Saturnalia
1
I SET FOOT IN ITALY ONCE MORE on a filthy day in December. The wind blew cold rain in my face as the little naval cutter pulled up under oars to the dock at Tarentum. It was an evil time of year to be at sea, months past the good sailing season. Of course, as far as I am concerned, there is no such thing as a good sailing season. We had left Rhodes in similarly foul weather and hopped among the tedious string of islands, then up the ragged coast of Greece. From there we hopped across the strait that separates Greece from Italy, then around the southern cape and into the relatively sheltered waters of the Tarentine Gulf.
I went up the gangplank and stepped ashore with my usual sense of profound relief. I didn’t quite get down on my knees and kiss the ground, but only from a sense of decorum. Immediately, my stomach began to settle. But it was still raining.
“Land!” Hermes cried with intense, heartfelt relief. He was carrying the bundles of our belongings beneath both arms. He hated the sea even more than I did.
“Enjoy it while you can,” I advised him. “You’re about to exchange a heaving stomach for sores on your backside.”
“You mean we have to ride?” He disliked horses almost as much as he hated the sea.
“Did you think we were going to walk to Rome?”
“I think I could stand it. How far is it?”
“Almost three hundred miles. Luckily, all of it is over first-class roads. We’ll take the Via Appia at least as far as Capua, then we’ll either continue on the Appia to Rome or take the Via Latina, depending on the conditions. About the same distance either way. The Latina may be a little drier this time of year.”
“That far?” Hermes asked. As my slave he had traveled a good deal farther than most boys his age, but he was still a little hazy about geography. “But we’re in Italy!”
“There’s more of Italy than you would think. Now go get the rest of our luggage.”
He went back to the ship grumbling to fetch my chest and a few other belongings. As he did this, an official-looking man came down the pier, accompanied by a secretary.
“Quintus Silanus,” he said, “Master of the Port. And you would be … ?”
“Decius Caecilius Metellus the Younger,” I told him.
“The Censor’s son, eh? We were told you might be landing here or at Brundisium. Welcome back to Italy, Senator. We’ve made provision to get you back to Rome as quickly as possible.”
I was impressed. I had never before been considered that important. “Really? What sort of provision?”
“Let’s get in out of this rain,” Silanus said.

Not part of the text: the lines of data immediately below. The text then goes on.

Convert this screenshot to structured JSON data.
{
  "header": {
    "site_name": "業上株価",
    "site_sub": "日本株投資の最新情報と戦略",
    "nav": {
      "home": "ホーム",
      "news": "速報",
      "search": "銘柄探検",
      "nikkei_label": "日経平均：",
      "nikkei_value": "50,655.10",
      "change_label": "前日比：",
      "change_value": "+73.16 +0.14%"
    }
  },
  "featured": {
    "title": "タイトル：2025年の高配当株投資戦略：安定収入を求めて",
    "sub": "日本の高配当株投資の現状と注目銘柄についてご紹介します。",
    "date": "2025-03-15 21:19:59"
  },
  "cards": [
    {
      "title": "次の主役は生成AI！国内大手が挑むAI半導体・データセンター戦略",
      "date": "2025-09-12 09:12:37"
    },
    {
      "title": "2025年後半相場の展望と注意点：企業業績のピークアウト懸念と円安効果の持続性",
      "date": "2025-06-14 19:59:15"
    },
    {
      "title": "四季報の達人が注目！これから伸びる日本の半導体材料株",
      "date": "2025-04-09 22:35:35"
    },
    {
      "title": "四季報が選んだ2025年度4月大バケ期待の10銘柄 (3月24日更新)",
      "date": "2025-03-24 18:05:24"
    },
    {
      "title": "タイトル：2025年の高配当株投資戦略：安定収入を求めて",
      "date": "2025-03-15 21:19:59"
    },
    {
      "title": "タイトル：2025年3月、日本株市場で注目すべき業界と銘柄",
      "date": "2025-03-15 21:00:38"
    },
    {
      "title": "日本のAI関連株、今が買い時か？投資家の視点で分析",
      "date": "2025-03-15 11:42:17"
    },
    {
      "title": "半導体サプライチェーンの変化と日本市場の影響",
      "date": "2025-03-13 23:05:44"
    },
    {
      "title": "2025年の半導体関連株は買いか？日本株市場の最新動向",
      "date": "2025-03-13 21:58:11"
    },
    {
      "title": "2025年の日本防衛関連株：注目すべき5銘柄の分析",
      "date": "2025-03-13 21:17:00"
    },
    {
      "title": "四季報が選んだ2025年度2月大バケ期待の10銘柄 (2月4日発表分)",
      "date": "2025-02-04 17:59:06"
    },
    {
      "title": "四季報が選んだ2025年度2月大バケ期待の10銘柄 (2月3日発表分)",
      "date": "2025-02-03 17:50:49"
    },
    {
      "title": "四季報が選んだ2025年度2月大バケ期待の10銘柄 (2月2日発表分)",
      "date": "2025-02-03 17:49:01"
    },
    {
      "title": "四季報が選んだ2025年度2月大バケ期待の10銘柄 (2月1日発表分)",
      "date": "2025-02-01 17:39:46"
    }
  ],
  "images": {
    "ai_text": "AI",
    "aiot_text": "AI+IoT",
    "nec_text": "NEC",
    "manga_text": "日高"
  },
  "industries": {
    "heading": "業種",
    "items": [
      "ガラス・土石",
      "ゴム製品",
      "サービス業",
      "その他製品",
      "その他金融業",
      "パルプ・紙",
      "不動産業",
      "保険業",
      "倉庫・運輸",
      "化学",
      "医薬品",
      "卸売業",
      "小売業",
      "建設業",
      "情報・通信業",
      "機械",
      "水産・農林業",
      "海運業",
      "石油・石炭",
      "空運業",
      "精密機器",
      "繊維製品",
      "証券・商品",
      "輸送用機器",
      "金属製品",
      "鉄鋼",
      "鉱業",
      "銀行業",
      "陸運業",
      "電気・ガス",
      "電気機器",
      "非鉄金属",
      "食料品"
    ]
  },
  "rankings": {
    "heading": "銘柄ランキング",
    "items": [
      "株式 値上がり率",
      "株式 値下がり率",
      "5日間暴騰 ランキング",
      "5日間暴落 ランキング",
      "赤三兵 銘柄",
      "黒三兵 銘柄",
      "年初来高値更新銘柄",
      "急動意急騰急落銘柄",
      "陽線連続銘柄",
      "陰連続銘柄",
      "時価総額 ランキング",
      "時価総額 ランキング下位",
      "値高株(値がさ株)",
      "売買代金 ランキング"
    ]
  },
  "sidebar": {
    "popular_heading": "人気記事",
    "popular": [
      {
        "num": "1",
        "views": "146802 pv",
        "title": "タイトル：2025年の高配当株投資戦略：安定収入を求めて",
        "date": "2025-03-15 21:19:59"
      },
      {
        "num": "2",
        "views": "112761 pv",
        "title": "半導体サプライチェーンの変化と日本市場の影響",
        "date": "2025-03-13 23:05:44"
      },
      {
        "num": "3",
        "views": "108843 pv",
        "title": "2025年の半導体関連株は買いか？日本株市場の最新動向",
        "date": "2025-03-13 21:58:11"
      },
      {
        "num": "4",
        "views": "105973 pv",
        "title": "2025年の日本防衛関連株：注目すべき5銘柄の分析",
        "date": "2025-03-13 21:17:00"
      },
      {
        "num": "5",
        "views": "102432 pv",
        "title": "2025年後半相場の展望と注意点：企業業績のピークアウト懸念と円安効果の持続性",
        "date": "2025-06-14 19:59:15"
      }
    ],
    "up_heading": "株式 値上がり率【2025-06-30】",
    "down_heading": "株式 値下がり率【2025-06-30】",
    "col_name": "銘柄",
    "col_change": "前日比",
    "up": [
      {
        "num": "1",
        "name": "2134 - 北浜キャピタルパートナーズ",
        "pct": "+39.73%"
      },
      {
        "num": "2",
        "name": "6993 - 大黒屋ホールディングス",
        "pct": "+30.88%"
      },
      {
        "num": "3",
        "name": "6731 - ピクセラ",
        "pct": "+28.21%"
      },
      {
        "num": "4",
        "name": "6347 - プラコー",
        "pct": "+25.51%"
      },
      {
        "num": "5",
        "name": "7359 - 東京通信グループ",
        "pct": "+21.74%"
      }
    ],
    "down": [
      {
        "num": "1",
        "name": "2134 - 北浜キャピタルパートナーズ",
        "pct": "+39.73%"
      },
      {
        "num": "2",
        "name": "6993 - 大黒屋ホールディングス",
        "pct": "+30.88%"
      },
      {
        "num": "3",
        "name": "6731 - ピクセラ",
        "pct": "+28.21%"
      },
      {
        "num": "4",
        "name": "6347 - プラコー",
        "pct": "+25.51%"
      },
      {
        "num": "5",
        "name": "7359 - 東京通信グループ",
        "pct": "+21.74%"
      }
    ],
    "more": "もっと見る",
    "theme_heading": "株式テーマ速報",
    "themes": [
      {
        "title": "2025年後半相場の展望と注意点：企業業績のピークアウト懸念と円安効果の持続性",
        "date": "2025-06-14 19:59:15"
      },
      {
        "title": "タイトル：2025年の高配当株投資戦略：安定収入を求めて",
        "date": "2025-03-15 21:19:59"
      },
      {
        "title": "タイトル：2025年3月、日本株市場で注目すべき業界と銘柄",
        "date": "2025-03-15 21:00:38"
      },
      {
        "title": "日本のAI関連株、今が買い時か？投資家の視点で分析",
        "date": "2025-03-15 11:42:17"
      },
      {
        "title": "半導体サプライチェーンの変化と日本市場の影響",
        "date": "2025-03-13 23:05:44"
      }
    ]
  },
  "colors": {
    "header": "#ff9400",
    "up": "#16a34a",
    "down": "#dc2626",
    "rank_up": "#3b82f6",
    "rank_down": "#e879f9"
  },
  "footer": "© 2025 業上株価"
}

I followed him to an office just past the naval dock, where we ducked beneath the portico and shook the rain from our clothes. Then we went inside his office, a cramped cubicle, its walls honeycombed with cubbyholes for documents.
“Here, have something to settle your stomach,” Silanus said. A slave poured me a cup of pale wine. It was a decent Bruttian, not excessively watered.
“I have horses waiting for you at the municipal stable near the Appian Gate, and somewhere here I have requisition chits for you, so you can get stabling and fodder for them between here and Rome. Fresh horses, too, if you need them.” He rummaged around in the cubbyholes for a minute until the secretary smoothly brushed him aside and reached into one of them and came out with a leather sack full of little scrolls.
“Who arranged for all this?” I asked.
“The Censor,” Silanus said. “Weren’t you expecting it?”
“Well, no,” I admitted. “I got his summons on Rhodes and jumped on the first ship headed for Italy, but I thought I’d have to make my own way to Rome. Ordinarily, when I come home my father doesn’t come running out the gate to greet me, arms open and toga flapping, if you know what I mean.”
“Well, fathers are like that,” Silanus said, pouring himself a cup. “You can’t really expect them to behave like your old Sabine nurse.”
“I suppose not. What’s the countryside like these days?”
“Uncommonly quiet. You can leave your arms in your baggage for a change.”
“What about the city?” I asked.
“That I couldn’t say. I hear it’s been rough lately.”
“Clodius?” This was the year Clodius was standing for tribune. In most ways it was the most powerful office in Rome at the time: and if Clodius was elected, he would for a year be both immensely powerful and sacrosanct, untouchable by the law or his fellow citizens. The very thought gave me stomach twinges. It was generally agreed that he would win his election easily. The Claudians were patricians, barred from the office, and Clodius had campaigned hard to get transferred to the plebs. Finally, with the influence of Caesar and Pompey, he had achieved his wish through adoption by an obscure plebeian relative named Fonteius. Everyone who had fought against his transfer had much unpleasantness to look forward to in the coming year.